After considerable research, both sides concluded that most homosexuality is not the result of conscious choice and that it stems more from an unexplained complex of psychosocial forces than from heredity. The liberal side relied heavily on psychological theory, while conservatives pointed out that scientific findings are fluid and conflicting. Finally, however, both the majority and minority sides staked their case on the Bible. The two passages that drew most attention were the condemnation of homosexual relations in Leviticus 18:22 (repeated in 20:13) and St. Paul's teaching in Romans 1:18-32 that homosexual acts are sinful. Disagreement about how to interpret them was the logical outcome of two general views of the Scripture that exist in the theologically divided church.
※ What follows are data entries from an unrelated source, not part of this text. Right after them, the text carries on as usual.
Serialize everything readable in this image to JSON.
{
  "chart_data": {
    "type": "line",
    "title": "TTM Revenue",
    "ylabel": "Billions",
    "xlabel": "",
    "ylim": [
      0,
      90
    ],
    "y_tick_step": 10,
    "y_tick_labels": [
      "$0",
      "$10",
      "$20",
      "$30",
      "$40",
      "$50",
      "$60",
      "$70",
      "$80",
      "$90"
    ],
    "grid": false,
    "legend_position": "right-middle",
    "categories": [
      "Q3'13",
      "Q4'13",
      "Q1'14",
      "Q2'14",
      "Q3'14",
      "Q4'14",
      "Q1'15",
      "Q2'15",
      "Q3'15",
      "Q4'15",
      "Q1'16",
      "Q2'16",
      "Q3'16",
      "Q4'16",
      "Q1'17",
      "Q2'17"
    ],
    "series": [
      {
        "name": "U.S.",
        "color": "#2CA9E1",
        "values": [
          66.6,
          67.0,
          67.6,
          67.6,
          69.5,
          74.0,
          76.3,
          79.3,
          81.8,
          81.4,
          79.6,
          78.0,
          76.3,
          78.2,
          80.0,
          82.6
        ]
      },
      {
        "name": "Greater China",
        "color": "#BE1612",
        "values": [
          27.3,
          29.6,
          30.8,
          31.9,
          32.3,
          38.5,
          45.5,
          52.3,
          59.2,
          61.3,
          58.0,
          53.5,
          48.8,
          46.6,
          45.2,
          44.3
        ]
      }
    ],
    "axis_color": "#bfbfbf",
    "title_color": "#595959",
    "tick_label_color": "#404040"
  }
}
Like many modern Bible scholars, the liberal majority decided that these verses merely express the opinions of the Jewish priestly writers and Paul, who were "conditioned by time and place." Consequently, their logic runs, such teachings are not direct revelation from God and modern Christians are free to change their views. If homosexuals evidence Christian virtues, "we are led to believe that God has chosen to redeem and sanctify these particular persons within the framework of their homosexual condition."

In a strong dissent, the minority report rejects the idea that "the Holy Spirit contradicts in our experience what He has clearly said in the whole fabric of Scripture." It considers the male-female distinction part of God's design to make human life coherent, concluding that homosexuals have a "distorted or insufficient belief in who they are." Even though all Christians sin in various ways, the minority felt that the church cannot afford to condone a practice that the Bible so clearly rejects: "Neither laypersons nor ministers are free to adopt a life-style of continuing, conscious, habitual and unrestricted sin in any area of their lives." Homosexual ordination, they agreed, would "set in motion both within the church and in society serious contradictions to the will of Christ."

No one knows which point of view will prevail among the 650 delegates who go to San Diego. Some conservatives are already talking about an emergency meeting this summer and the possibility of withholding money from the denomination or even of schism, if the liberal policy passes. Liberals believe the church can no longer ignore the fact of homosexuality and the anguish of those homosexuals who are Christian believers. For conservatives, including the growing Evangelical forces and many adherents of the waning neo-orthodox theology, the policy on homosexuality is crucial in ways that go far beyond the question of whether homosexuals are permitted to join the clergy. Since the Bible is so explicit, they wonder if the church will have any biblical basis for imposing any restrictions on human behavior if it votes moral acceptance of active homosexuality.